Saturday, September 28, 2013

The Universe


"The universe is funny...we only see what we want to see, when we want to see it."
-HIMYM S05E24

I've always been an intuitive person.  I've always observed for signs, symbols, etc. to let myself know that the universe is talking to me.  Lately, I have been picking up numbers, songs, tv show episode titles, sitcom antics that are telling me not to lose hope despite my decision and other people's advice for me to move on.  And now I'm beginning to think that I'm picking up on these things because in my heart of hearts, that is what I really want.  No matter how perfect the timing of these things are...I'm starting to think that maybe they are just all in my head.  Funny thing too...just when I thought he was really cutting off communication with me, he still replied.  Now I don't know what to tell him.  But then again, there was never a mention that he would be changing his decision.  But there might be a chance that I can get him to if I reply with the right things.  But do I really want that?  The truth is...yes I want to persuade him to come back, but I want the decision to come from him and not because I carefully chose my words and made a good argument.
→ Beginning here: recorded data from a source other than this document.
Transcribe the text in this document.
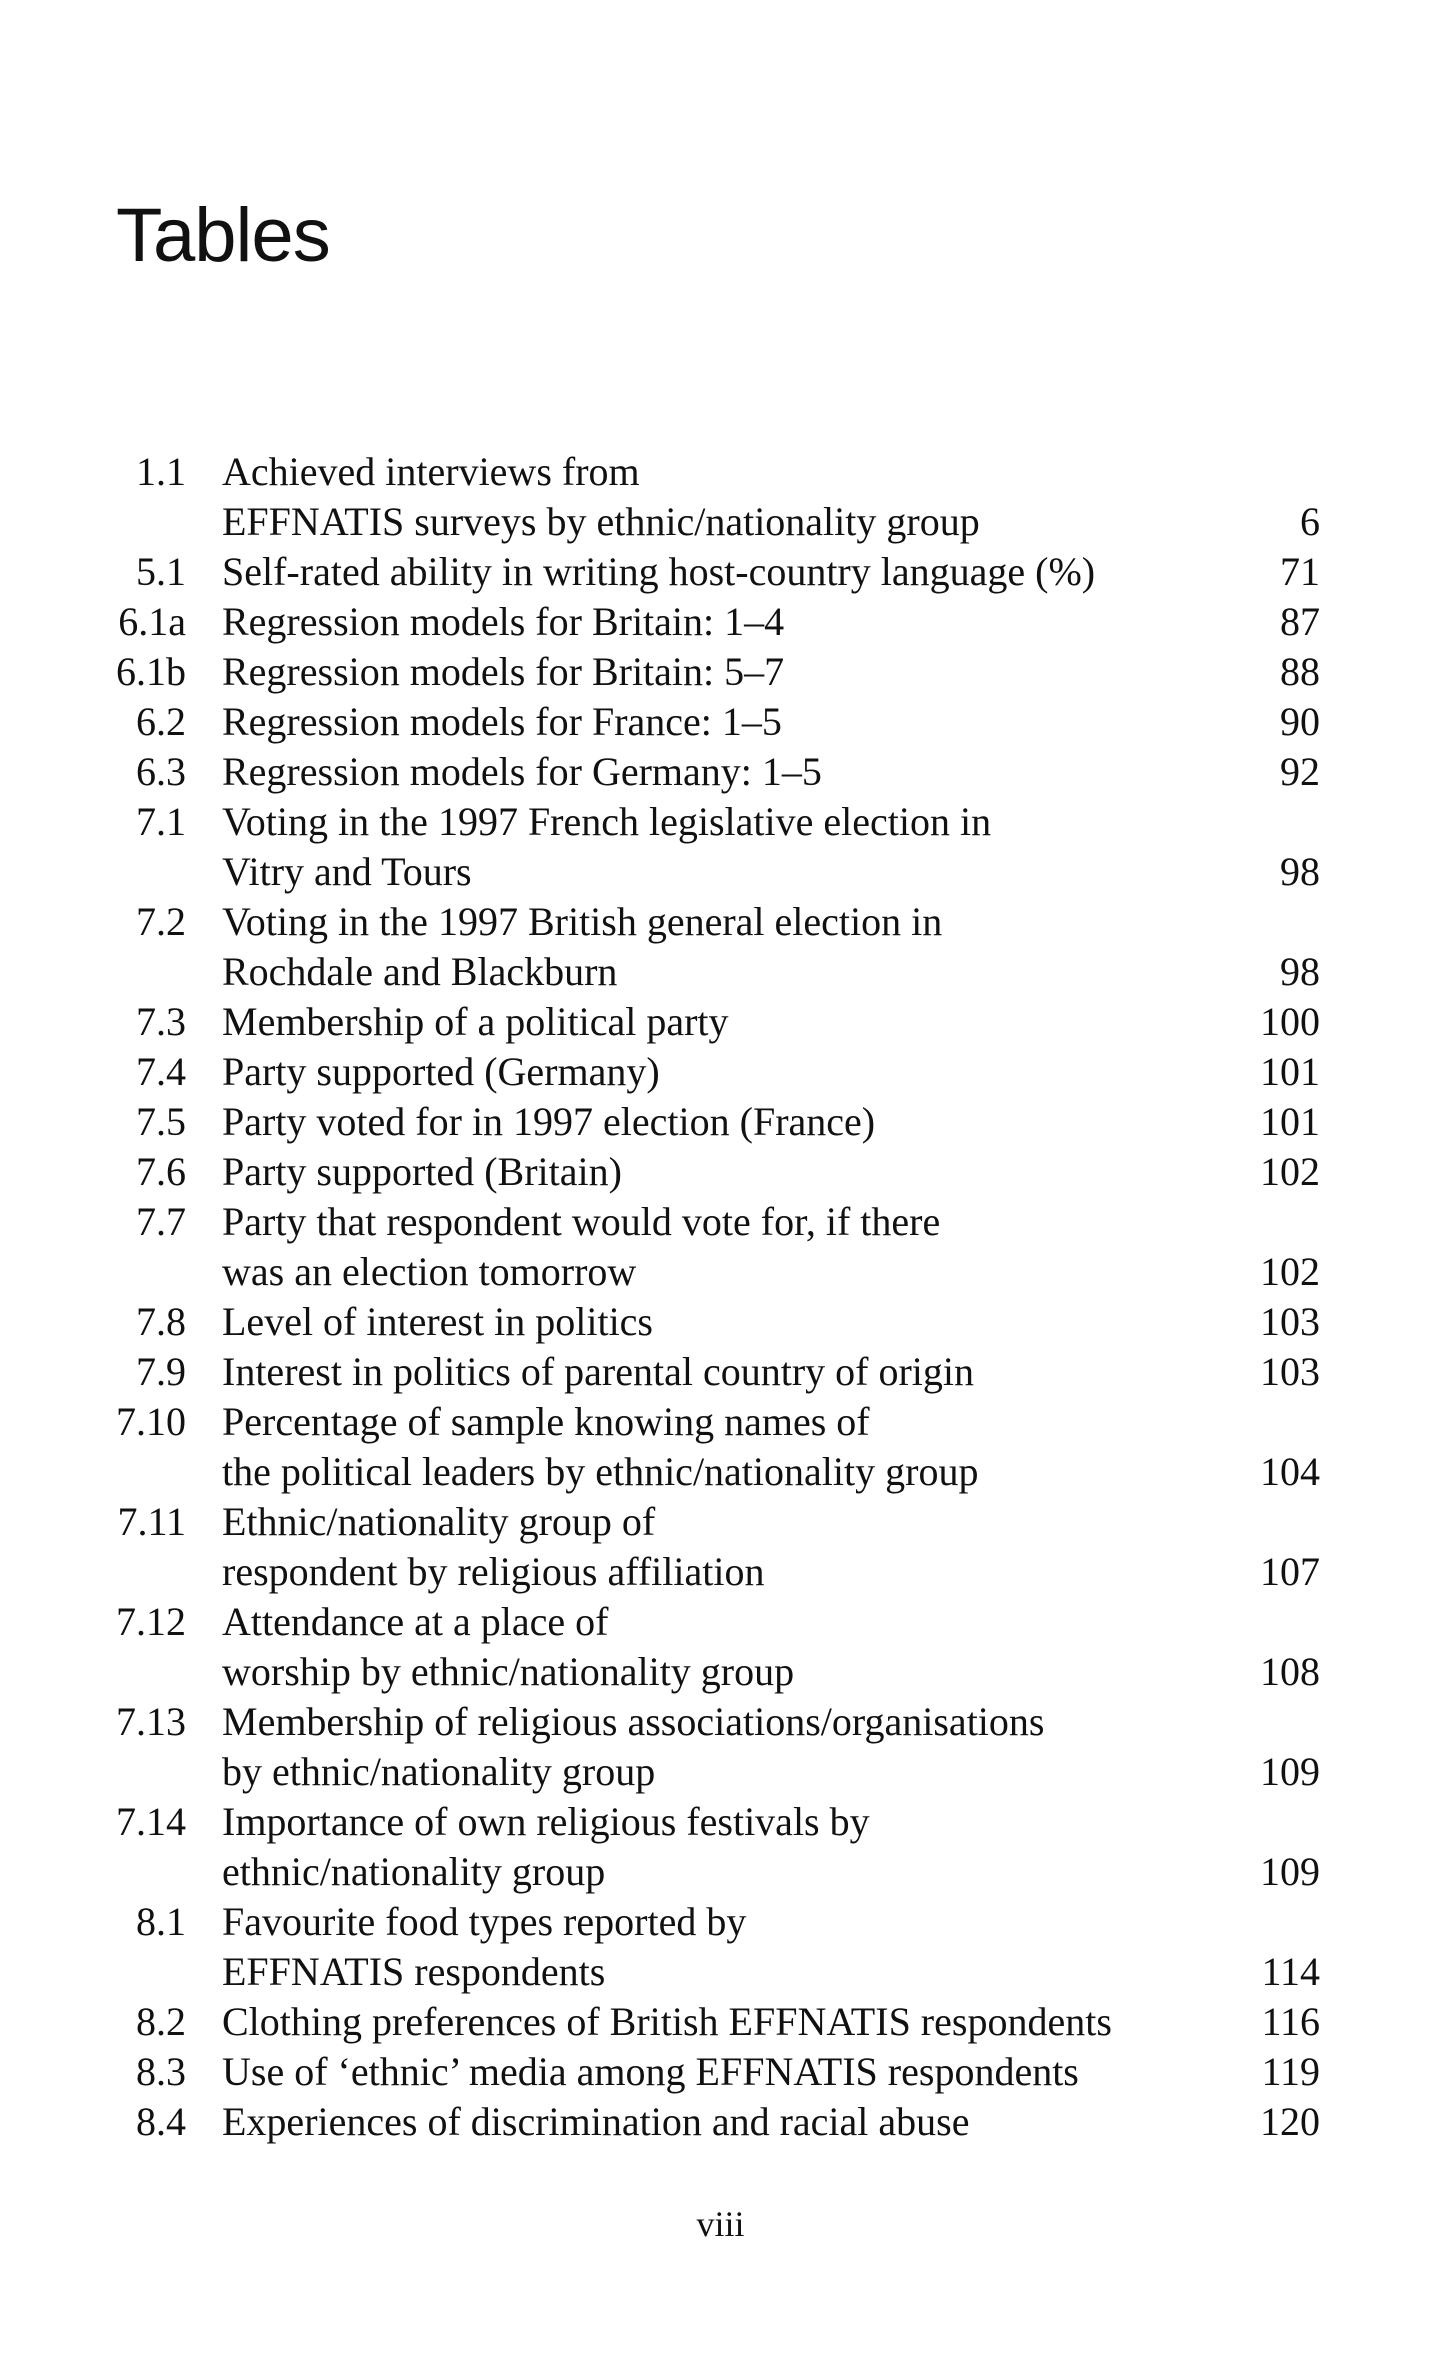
Tables
1.1 Achieved interviews from
EFFNATIS surveys by ethnic/nationality group	6
5.1 Self-rated ability in writing host-country language (%)	71
6.1a Regression models for Britain: 1–4	87
6.1b Regression models for Britain: 5–7	88
6.2 Regression models for France: 1–5	90
6.3 Regression models for Germany: 1–5	92
7.1 Voting in the 1997 French legislative election in
Vitry and Tours	98
7.2 Voting in the 1997 British general election in
Rochdale and Blackburn	98
7.3 Membership of a political party	100
7.4 Party supported (Germany)	101
7.5 Party voted for in 1997 election (France)	101
7.6 Party supported (Britain)	102
7.7 Party that respondent would vote for, if there
was an election tomorrow	102
7.8 Level of interest in politics	103
7.9 Interest in politics of parental country of origin	103
7.10 Percentage of sample knowing names of
the political leaders by ethnic/nationality group	104
7.11 Ethnic/nationality group of
respondent by religious affiliation	107
7.12 Attendance at a place of
worship by ethnic/nationality group	108
7.13 Membership of religious associations/organisations
by ethnic/nationality group	109
7.14 Importance of own religious festivals by
ethnic/nationality group	109
8.1 Favourite food types reported by
EFFNATIS respondents	114
8.2 Clothing preferences of British EFFNATIS respondents	116
8.3 Use of ‘ethnic’ media among EFFNATIS respondents	119
8.4 Experiences of discrimination and racial abuse	120
viii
And so I'll just let it be...and let the universe do its thing?  I'm not entirely sure about this.  I have always been a type of person who works towards a great "destiny".  I don't like "destiny" coming to me.  But at the same time I'm also the type of person who believes that there is a great destiny for everyone and the universe helps everyone towards that...in a way, our destiny coming to us, we just have to make a decision to pursue that destiny.  Right now I am not making any decision that's why this is hard for me.  I might need time to think about this.